Science News spoke with Blumenthal, who chaired the guideline writing committee, to learn more about the new recommendations and how the shifts might impact treatment. This conversation has been edited for length and clarity. 

SN: What are the most important changes in the guidelines? 

Blumenthal: I’ll start with number one, which essentially is to assess and treat early. We recommended — especially if there’s any family history of heart disease, or if there’s another cardiovascular risk factor — that the clinician should screen with a lipid panel around age 10 and again around age 20 and then every five years after that. 

We also made the point that, especially if you’re age 30 and above and your LDL cholesterol is 160 or higher on successive occasions, it certainly makes sense to consider starting a cholesterol-lowering medication if there’s a family history of heart disease or other risk factors. 

We now have a more robust and more accurate risk estimator that we call PREVENT. I think one of the best things about PREVENT is that we have a good way to estimate long-term risk. We can tell [patients with certain risk factors] that while their risk over the next 10 years is really low, their risk over the next 20 to 30 years is quite high.

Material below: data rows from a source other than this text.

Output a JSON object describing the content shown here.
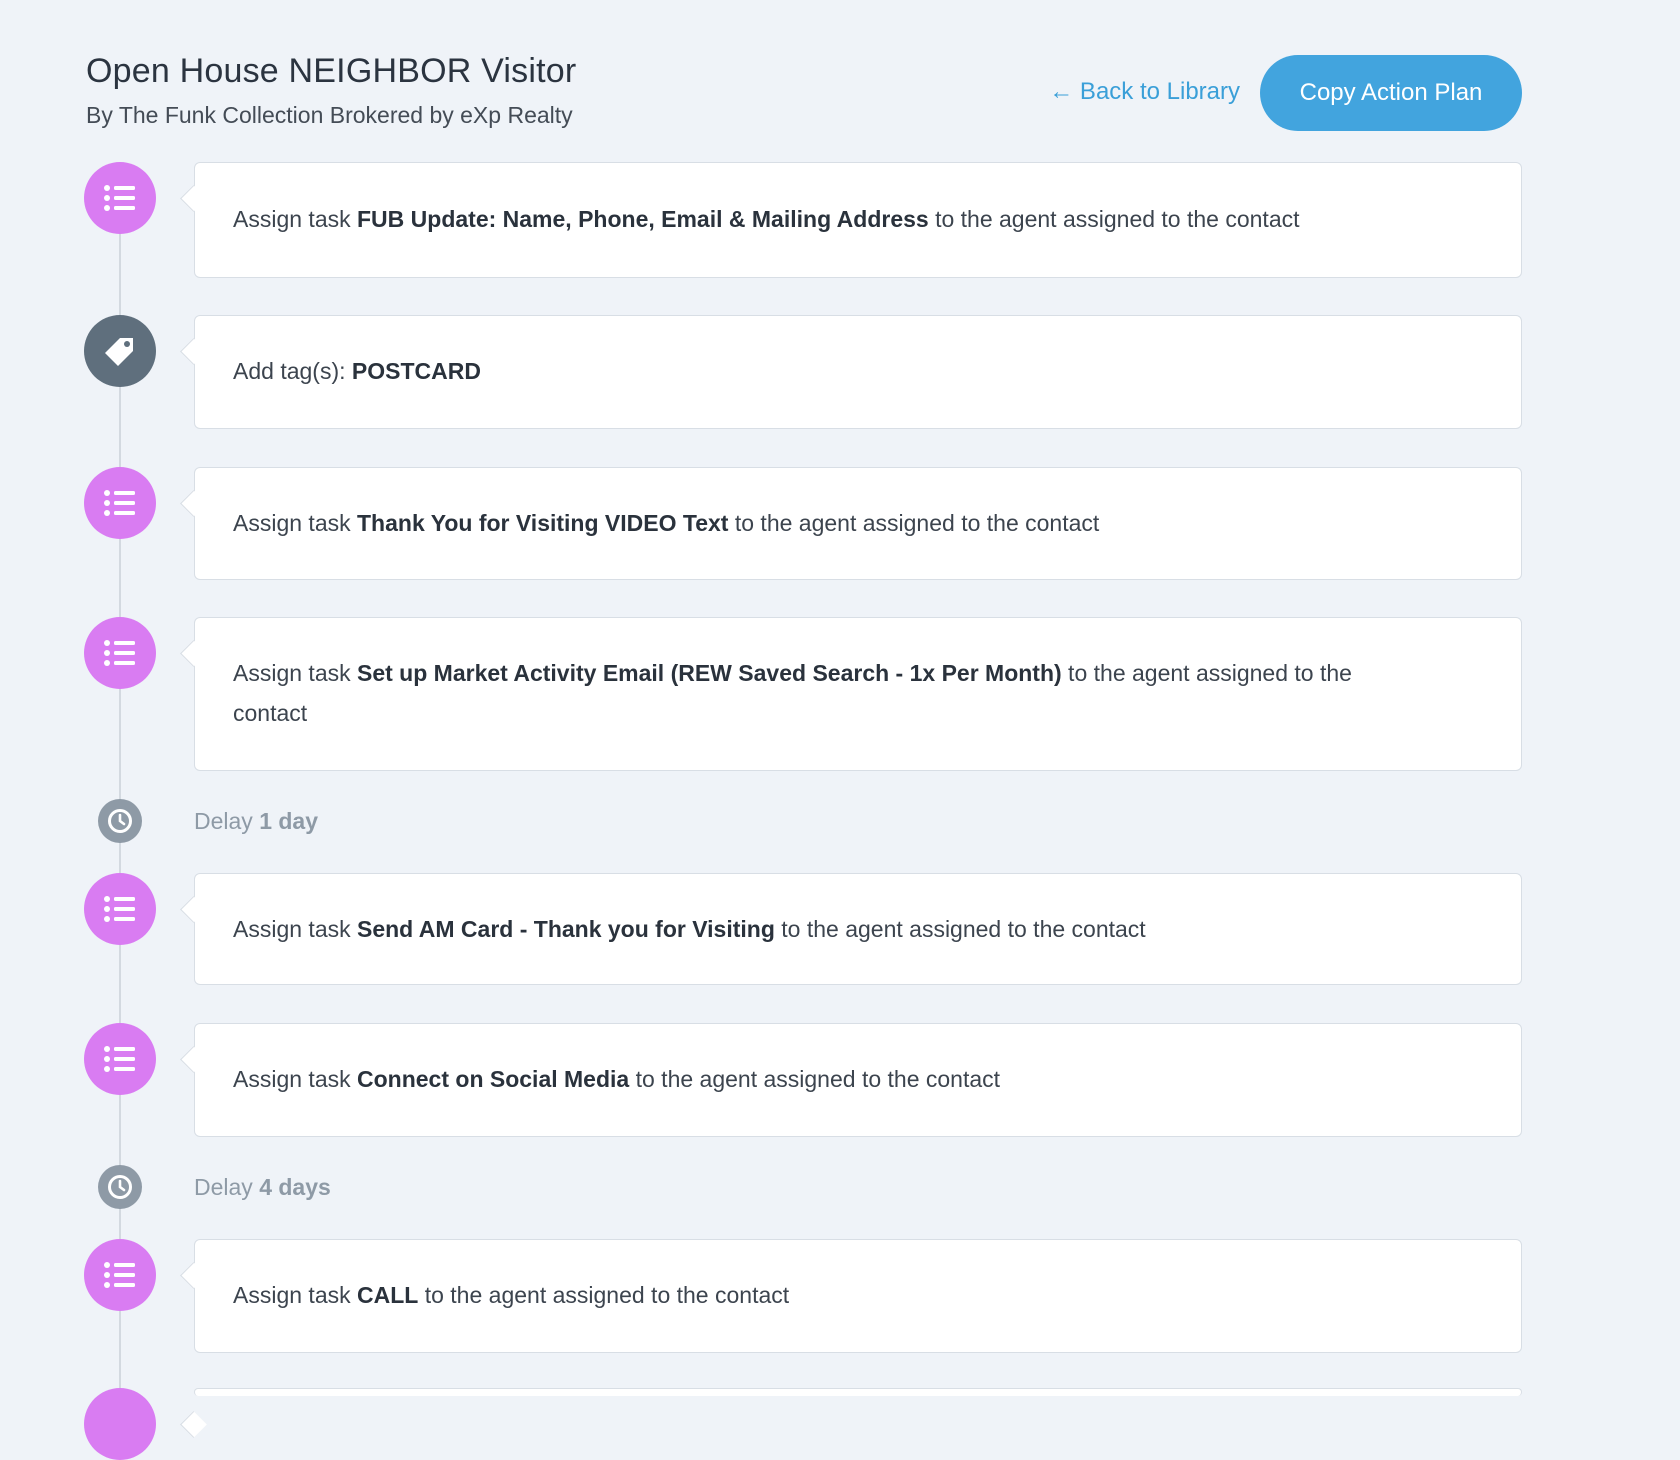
{
  "header": {
    "title": "Open House NEIGHBOR Visitor",
    "subtitle": "By The Funk Collection Brokered by eXp Realty",
    "back_link": "← Back to Library",
    "copy_button": "Copy Action Plan"
  },
  "steps": [
    {
      "type": "task",
      "icon": "task-list-icon",
      "prefix": "Assign task ",
      "bold": "FUB Update: Name, Phone, Email & Mailing Address",
      "suffix": " to the agent assigned to the contact"
    },
    {
      "type": "tag",
      "icon": "tag-icon",
      "prefix": "Add tag(s): ",
      "bold": "POSTCARD",
      "suffix": ""
    },
    {
      "type": "task",
      "icon": "task-list-icon",
      "prefix": "Assign task ",
      "bold": "Thank You for Visiting VIDEO Text",
      "suffix": " to the agent assigned to the contact"
    },
    {
      "type": "task",
      "icon": "task-list-icon",
      "prefix": "Assign task ",
      "bold": "Set up Market Activity Email (REW Saved Search - 1x Per Month)",
      "suffix": " to the agent assigned to the contact"
    },
    {
      "type": "task",
      "icon": "task-list-icon",
      "prefix": "Assign task ",
      "bold": "Send AM Card - Thank you for Visiting",
      "suffix": " to the agent assigned to the contact"
    },
    {
      "type": "task",
      "icon": "task-list-icon",
      "prefix": "Assign task ",
      "bold": "Connect on Social Media",
      "suffix": " to the agent assigned to the contact"
    },
    {
      "type": "task",
      "icon": "task-list-icon",
      "prefix": "Assign task ",
      "bold": "CALL",
      "suffix": " to the agent assigned to the contact"
    }
  ],
  "delays": [
    {
      "label": "Delay ",
      "value": "1 day",
      "icon": "clock-icon"
    },
    {
      "label": "Delay ",
      "value": "4 days",
      "icon": "clock-icon"
    }
  ],
  "colors": {
    "task_icon": "#d97cf2",
    "tag_icon": "#5f6f7d",
    "delay_icon": "#8e9aa6",
    "accent": "#42a4de"
  }
}
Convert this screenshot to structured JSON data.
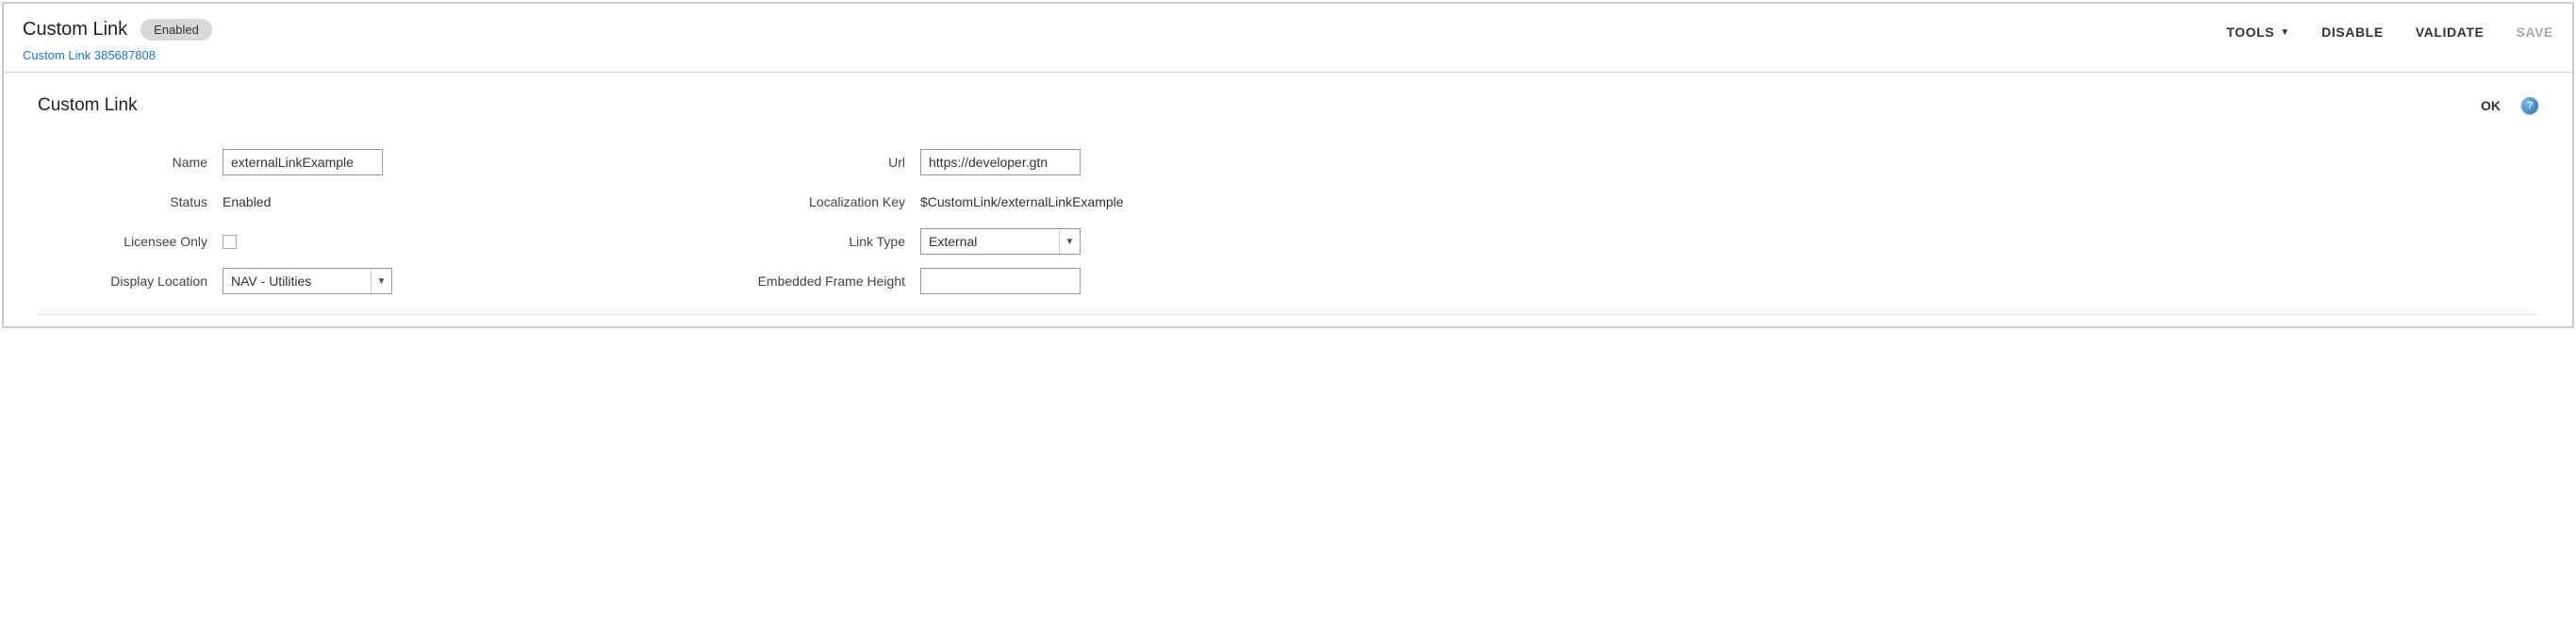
{
  "header": {
    "title": "Custom Link",
    "status_badge": "Enabled",
    "breadcrumb": "Custom Link 385687808",
    "toolbar": {
      "tools": "TOOLS",
      "disable": "DISABLE",
      "validate": "VALIDATE",
      "save": "SAVE"
    }
  },
  "section": {
    "title": "Custom Link",
    "ok_label": "OK"
  },
  "form": {
    "left": {
      "name_label": "Name",
      "name_value": "externalLinkExample",
      "status_label": "Status",
      "status_value": "Enabled",
      "licensee_label": "Licensee Only",
      "licensee_checked": false,
      "display_location_label": "Display Location",
      "display_location_value": "NAV - Utilities"
    },
    "right": {
      "url_label": "Url",
      "url_value": "https://developer.gtn",
      "localization_key_label": "Localization Key",
      "localization_key_value": "$CustomLink/externalLinkExample",
      "link_type_label": "Link Type",
      "link_type_value": "External",
      "frame_height_label": "Embedded Frame Height",
      "frame_height_value": ""
    }
  }
}
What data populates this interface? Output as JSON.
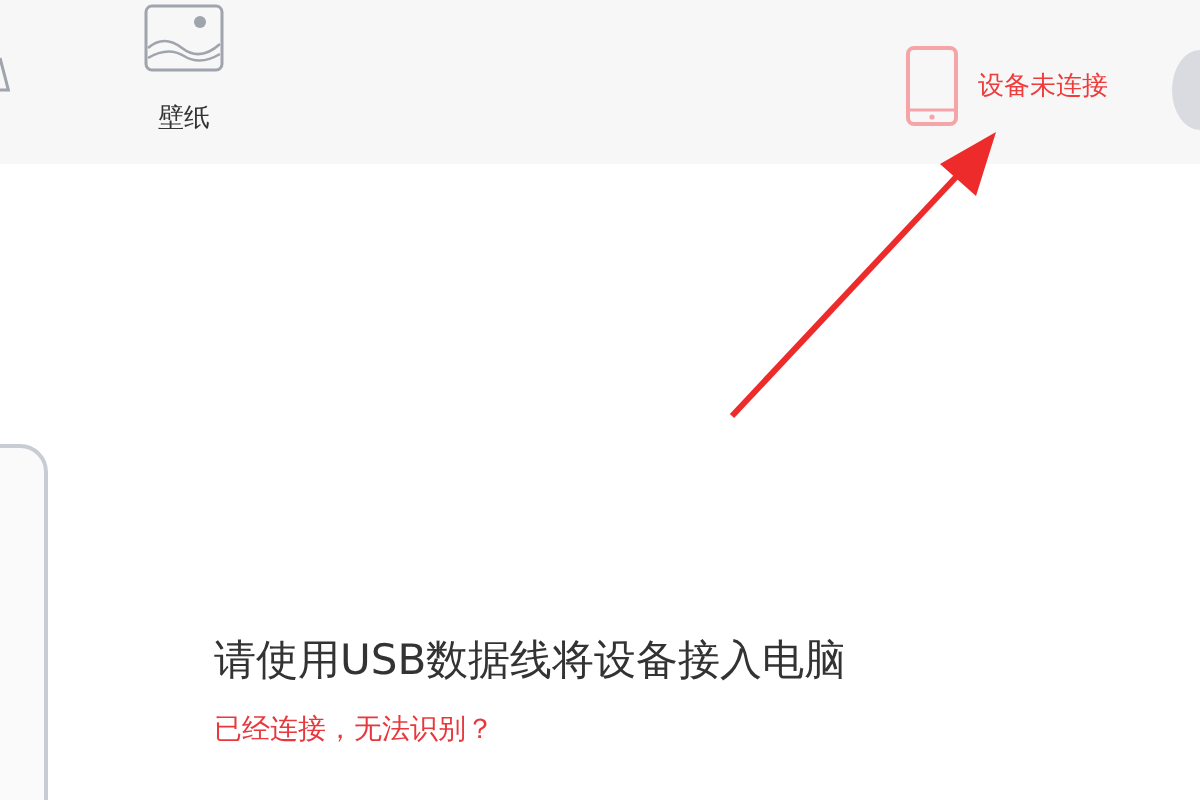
{
  "toolbar": {
    "items": [
      {
        "label": "壁纸"
      }
    ],
    "device_status": {
      "label": "设备未连接"
    }
  },
  "main": {
    "heading": "请使用USB数据线将设备接入电脑",
    "help_link": "已经连接，无法识别？"
  }
}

If there’s a family history of cardiovascular disease, even if your estimated risk in your 30s is quite low, clinicians should talk to their patients about [healthy lifestyle habits]. Many young adults in their 30s and 40s have a very low 10-year risk because so much of the PREVENT score is based on chronological age rather than biologic age. But we can now estimate 30-year risk. If you have a person in front of you who it says the [10-year] risk is one or two or three percent, but [the calculator can] tell them that if you don’t change your lifestyle habits, if you don’t improve your weight, your cholesterol, your blood pressure, your 30-year risk may very well be 30 percent, that gets their attention. 

SN: What are the most important benchmarks that people should know about? 

Blumenthal: The key numbers to remember are LDLs of 100, 70 and 55. We state that in all borderline risk individuals — and really I would say for all adults — that we like them to strive to improve their lifestyle habits so that they can lower their LDL down to the range of 100 milligrams per deciliter or less. We know that individuals who may have some evidence of mild to moderate atherosclerotic disease or have multiple risk factors very well may want to try to get their LDLs down in the 70 mg/dL range. [For high-risk individuals] we have good data that getting their LDLs closer to the 55 mg/dL range is preferable.

A one-time measurement of lipoprotein(a) can be a helpful tie breaker [for risk assessment, even if other lipid levels are normal]. We put in the guidelines that if your Lp(a) is [above a certain threshold] that your risk probably is twice as high as what the PREVENT score is estimating. 

We also stated that there are certain high-risk groups for clinicians to remember: those who have diabetes, chronic kidney disease or HIV infection. We have really good data that if their LDLs are suboptimal, that treatment with statin therapy in addition to more aggressive lifestyle changes makes a lot of sense.

SN: Why did you and the committee decide to make these changes?  

Blumenthal: One, we have a more accurate risk calculator. Two, we wanted to follow the same logic that the American Heart Association and the American College of Cardiology did with the recent blood pressure guidelines. They said that if, even after six months of lifestyle improvement attempts, your blood pressure stays above 130/80 that you should give strong consideration to going on a medication. We felt that with that same proactive approach — that if an individual is 30 years and older and has persistently higher LDL cholesterol — that [considering medication] makes sense. 

SN: Is that why there is a focus on treating early

Blumenthal: It’s really important to start health behavior counseling in youth. Pediatricians generally have that strong ethos in prevention. My late father was a pediatrician. I think a lot of my interest in preventative cardiology stems from my discussions with him about [how] the habits that one develops in youth or adolescence generally are the habits that [one] will follow later on.